The tendency is for menstrual problems to diminish over time, being most severe in adolescence, unless you have endometriosis.
Birth control pills do not always prevent conception and sometimes they function like an abortifacient.
“What a discombobulated story.”
You ain’t kidding. Deep down in the article here’s a logic she uses to justify abortion.
“... ruling on Dobbs v. Jackson Women’s Health will render abortion effectively illegal for myself, my students, and my daughters here in central Ohio, where new Intel factories are about to require tens of thousands of workers with advanced quantitative skills.”
In other words kill your future “workers” because Intel requires future workers.
“What’s it going to be Slate? Are the Founding Fathers out-of-touch, old, dead, rich white men whose opinions count for nothing? Or are they secret liberals who advocate for abortion?”
Whatever serves their immediate purpose.
Eighty percent of women desire twenty percent of men.
It's a burden one must bear.
Out of order refers to menstrual problems, comparable to “out of sorts” - on the rag.

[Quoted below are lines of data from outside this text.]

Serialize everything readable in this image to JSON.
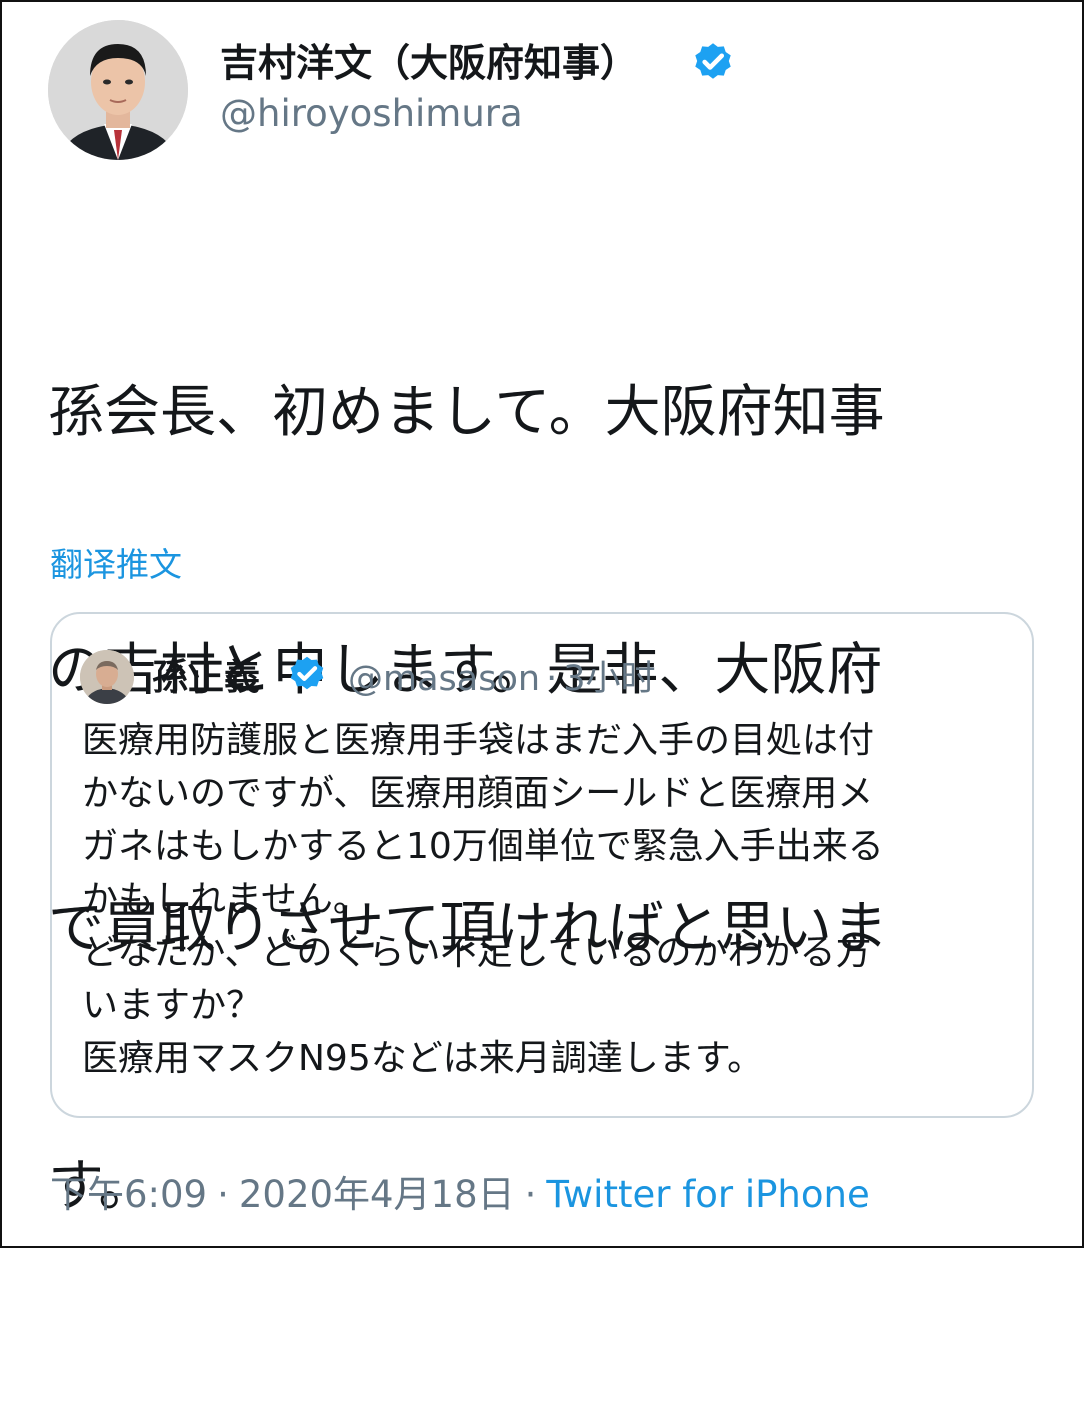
{
  "author": {
    "name": "吉村洋文（大阪府知事）",
    "handle": "@hiroyoshimura"
  },
  "tweet": {
    "text": "孫会長、初めまして。大阪府知事の吉村と申します。是非、大阪府で買取りさせて頂ければと思います。",
    "lines": [
      "孫会長、初めまして。大阪府知事",
      "の吉村と申します。是非、大阪府",
      "で買取りさせて頂ければと思いま",
      "す。"
    ],
    "translate_label": "翻译推文"
  },
  "quoted": {
    "name": "孫正義",
    "handle": "@masason",
    "time": "3小时",
    "lines": [
      "医療用防護服と医療用手袋はまだ入手の目処は付",
      "かないのですが、医療用顔面シールドと医療用メ",
      "ガネはもしかすると10万個単位で緊急入手出来る",
      "かもしれません。",
      "どなたか、どのくらい不足しているのかわかる方",
      "いますか？",
      "医療用マスクN95などは来月調達します。"
    ]
  },
  "footer": {
    "time": "下午6:09",
    "date": "2020年4月18日",
    "source": "Twitter for iPhone",
    "separator": "·"
  },
  "colors": {
    "verified": "#1da1f2",
    "link": "#1b95e0",
    "secondary_text": "#657786",
    "quote_border": "#ccd6dd"
  },
  "icons": {
    "verified": "verified-badge-icon"
  }
}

Also, dealing with menstruation was several orders of magnitude more common than dealing with unwanted pregnancy so it would be odd to have an abortive recipie without menstrual accomodation.
As menstruation is monthly, it makes sense to refer to it as “courses” plural, as opposed to “course” which would be a singular event, like an unwanted pregnancy. It would be a “course” of pregnancy and not referring to multiple pregnancies, even if someone was getting knocked up on a regular basis - unless you want to believe Franklin thought his publications were being avidly read by prostitutes.

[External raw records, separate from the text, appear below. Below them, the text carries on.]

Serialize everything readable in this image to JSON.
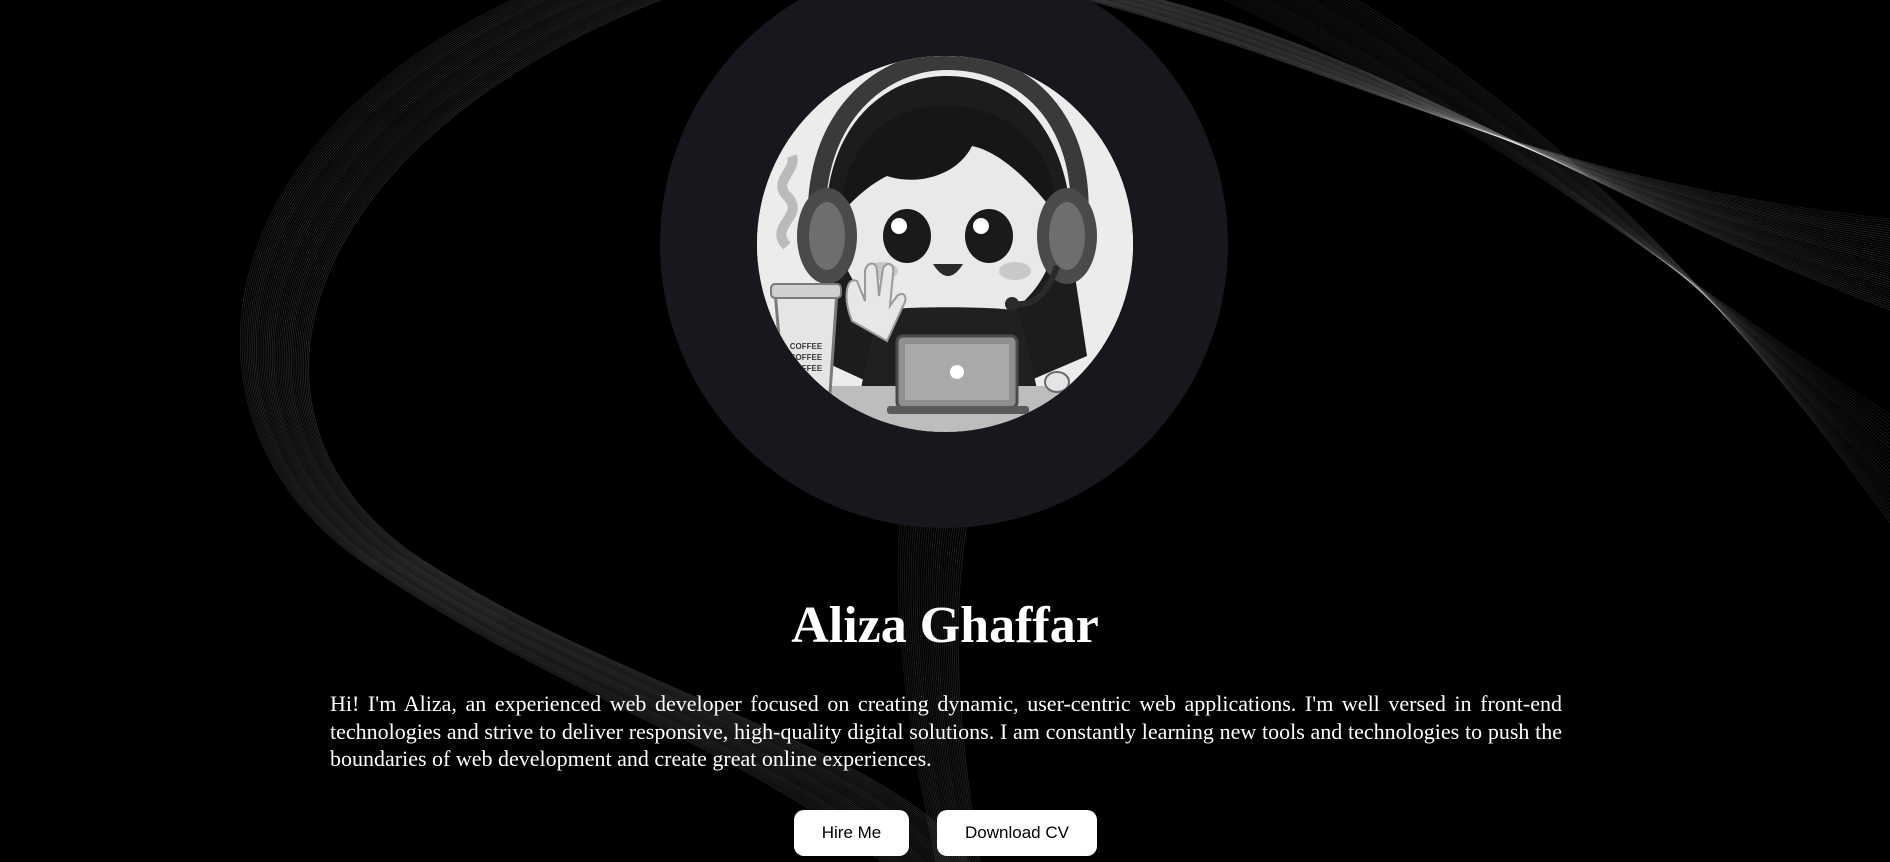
{
  "hero": {
    "name": "Aliza Ghaffar",
    "bio": "Hi! I'm Aliza, an experienced web developer focused on creating dynamic, user-centric web applications. I'm well versed in front-end technologies and strive to deliver responsive, high-quality digital solutions. I am constantly learning new tools and technologies to push the boundaries of web development and create great online experiences.",
    "buttons": {
      "hire_label": "Hire Me",
      "cv_label": "Download CV"
    }
  },
  "avatar": {
    "cup_text": [
      "COFFEE",
      "COFFEE",
      "COFFEE"
    ]
  },
  "colors": {
    "background": "#000000",
    "avatar_ring": "#17181d",
    "button_bg": "#ffffff",
    "text": "#ffffff"
  }
}
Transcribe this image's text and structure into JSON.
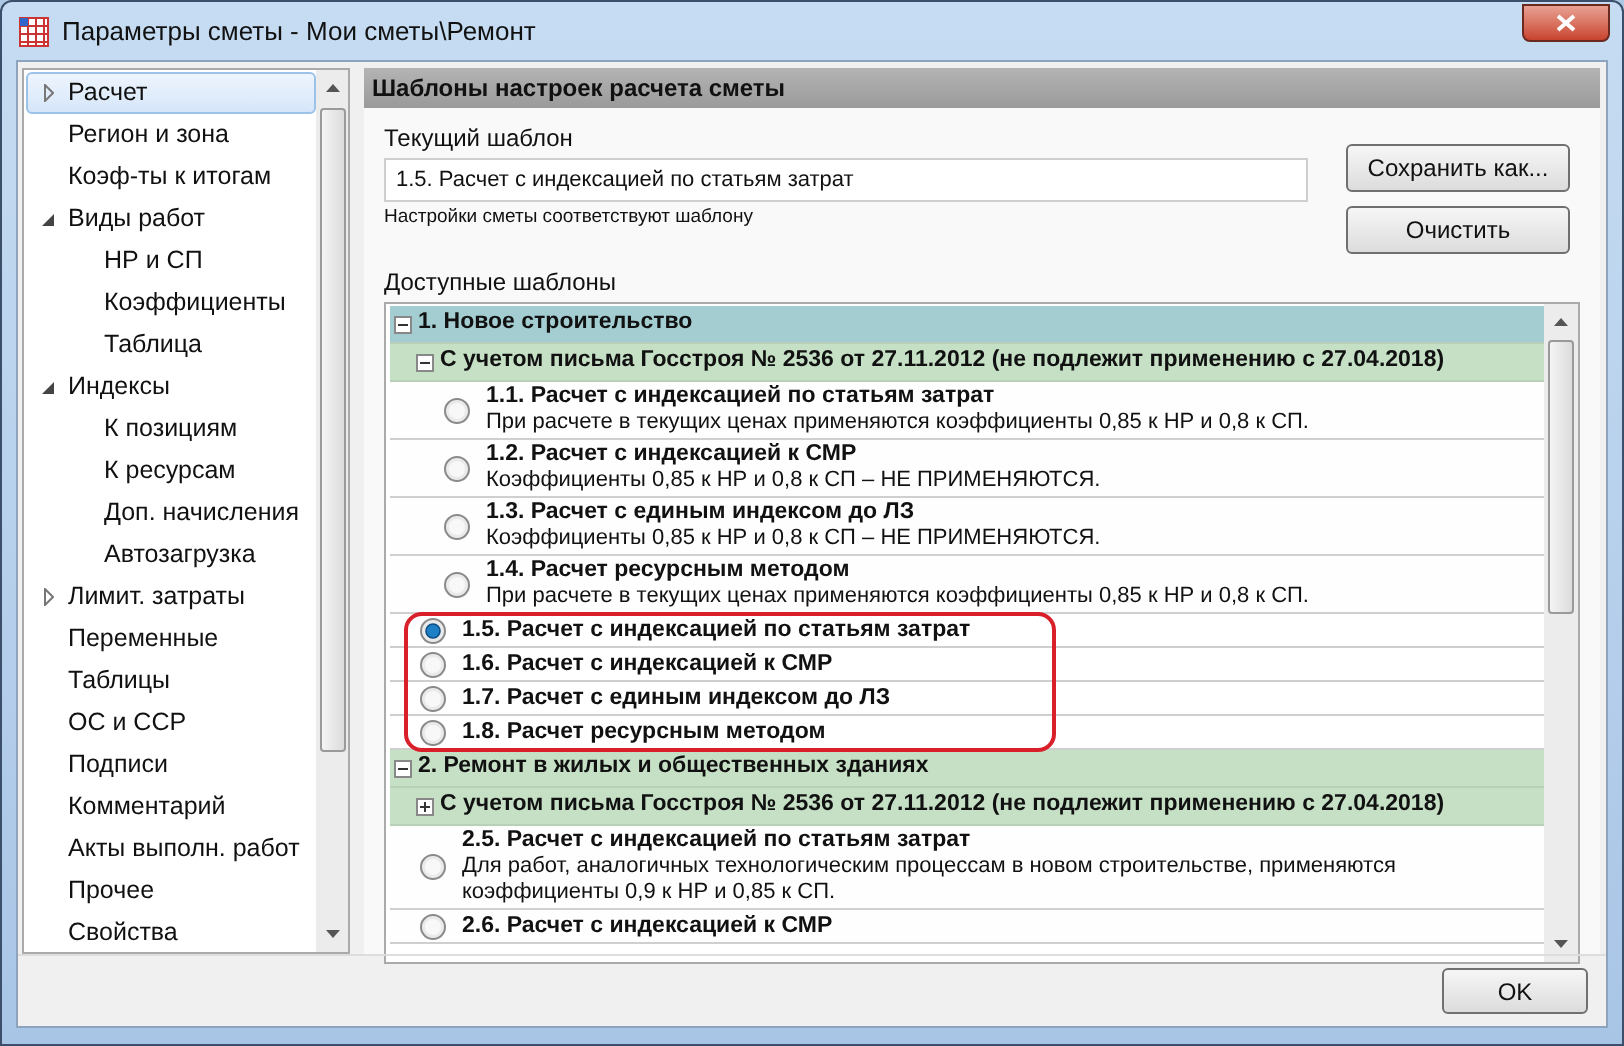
{
  "window": {
    "title": "Параметры сметы - Мои сметы\\Ремонт"
  },
  "sidebar": {
    "items": [
      {
        "label": "Расчет",
        "selected": true,
        "expanded": false
      },
      {
        "label": "Регион и зона",
        "selected": false
      },
      {
        "label": "Коэф-ты к итогам",
        "selected": false
      },
      {
        "label": "Виды работ",
        "selected": false,
        "expanded": true,
        "children": [
          {
            "label": "НР и СП",
            "selected": false
          },
          {
            "label": "Коэффициенты",
            "selected": false
          },
          {
            "label": "Таблица",
            "selected": false
          }
        ]
      },
      {
        "label": "Индексы",
        "selected": false,
        "expanded": true,
        "children": [
          {
            "label": "К позициям",
            "selected": false
          },
          {
            "label": "К ресурсам",
            "selected": false
          },
          {
            "label": "Доп. начисления",
            "selected": false
          },
          {
            "label": "Автозагрузка",
            "selected": false
          }
        ]
      },
      {
        "label": "Лимит. затраты",
        "selected": false,
        "expanded": false
      },
      {
        "label": "Переменные",
        "selected": false
      },
      {
        "label": "Таблицы",
        "selected": false
      },
      {
        "label": "ОС и ССР",
        "selected": false
      },
      {
        "label": "Подписи",
        "selected": false
      },
      {
        "label": "Комментарий",
        "selected": false
      },
      {
        "label": "Акты выполн. работ",
        "selected": false
      },
      {
        "label": "Прочее",
        "selected": false
      },
      {
        "label": "Свойства",
        "selected": false
      }
    ]
  },
  "panel": {
    "title": "Шаблоны настроек расчета сметы",
    "current_template": {
      "label": "Текущий шаблон",
      "value": "1.5. Расчет с индексацией по статьям затрат",
      "note": "Настройки сметы соответствуют шаблону"
    },
    "buttons": [
      {
        "label": "Сохранить как..."
      },
      {
        "label": "Очистить"
      }
    ],
    "templates": {
      "label": "Доступные шаблоны",
      "groups": [
        {
          "title": "1. Новое строительство",
          "selected": true,
          "expanded": true,
          "children": [
            {
              "kind": "subgroup",
              "title": "С учетом письма Госстроя № 2536 от 27.11.2012 (не подлежит применению с 27.04.2018)",
              "expanded": true,
              "children": [
                {
                  "kind": "option",
                  "title": "1.1. Расчет с индексацией по статьям затрат",
                  "description": "При расчете в текущих ценах применяются коэффициенты 0,85 к НР и 0,8 к СП.",
                  "selected": false,
                  "framed": false
                },
                {
                  "kind": "option",
                  "title": "1.2. Расчет с индексацией к СМР",
                  "description": "Коэффициенты 0,85 к НР и 0,8 к СП – НЕ ПРИМЕНЯЮТСЯ.",
                  "selected": false,
                  "framed": false
                },
                {
                  "kind": "option",
                  "title": "1.3. Расчет с единым индексом до ЛЗ",
                  "description": "Коэффициенты 0,85 к НР и 0,8 к СП – НЕ ПРИМЕНЯЮТСЯ.",
                  "selected": false,
                  "framed": false
                },
                {
                  "kind": "option",
                  "title": "1.4. Расчет ресурсным методом",
                  "description": "При расчете в текущих ценах применяются коэффициенты 0,85 к НР и 0,8 к СП.",
                  "selected": false,
                  "framed": false
                }
              ]
            },
            {
              "kind": "option",
              "title": "1.5. Расчет с индексацией по статьям затрат",
              "selected": true,
              "framed": true
            },
            {
              "kind": "option",
              "title": "1.6. Расчет с индексацией к СМР",
              "selected": false,
              "framed": true
            },
            {
              "kind": "option",
              "title": "1.7. Расчет с единым индексом до ЛЗ",
              "selected": false,
              "framed": true
            },
            {
              "kind": "option",
              "title": "1.8. Расчет ресурсным методом",
              "selected": false,
              "framed": true
            }
          ]
        },
        {
          "title": "2. Ремонт в жилых и общественных зданиях",
          "selected": false,
          "expanded": true,
          "children": [
            {
              "kind": "subgroup",
              "title": "С учетом письма Госстроя № 2536 от 27.11.2012 (не подлежит применению с 27.04.2018)",
              "expanded": false
            },
            {
              "kind": "option",
              "title": "2.5. Расчет с индексацией по статьям затрат",
              "description": "Для работ, аналогичных технологическим процессам в новом строительстве, применяются коэффициенты 0,9 к НР и 0,85 к СП.",
              "selected": false,
              "framed": false
            },
            {
              "kind": "option",
              "title": "2.6. Расчет с индексацией к СМР",
              "selected": false,
              "framed": false
            }
          ]
        }
      ]
    }
  },
  "footer": {
    "ok_button": "OK"
  }
}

Unmarried women had much more interest in being out in society with the goal of attracting a husband. It didn’t matter so much if a married woman had to hang home because she was on the rag.
“Yet abortion was so “deeply rooted” in colonial America...”
For the sake of argument, and I don’t think it was abortion Franklin had in mind, let us say that abortion was in fact deeply rooted in colonial America (but it was never mentioned!!). Would that make it Constitutional? Slavery existed in colonial America. Does that make slavery inherently Constitutional, and obviously the Founders were headed in the direction of getting rid of it.
You have a misconception of how birth control pills work (the most common misconception)
Birth control pills work by fooling the uterus into believing it is already pregnant, thus preventing implantation of a fertilized egg.
Conception is the joining of the sperm and the egg.
When the pill works as intended it is causing an abortion.
He was President of Pennsylvania.
What did he put in his almanac?
Franklin succeeded in getting Funding for the American Revolution from the French.
Yes, he was very popular with the ladies in France.
Dr. Franklin had a reputation about science and some “other things”.
Of course Ben Franklin was President. He is literally on currency.
Ben Franklin also invented kites…..and electricity.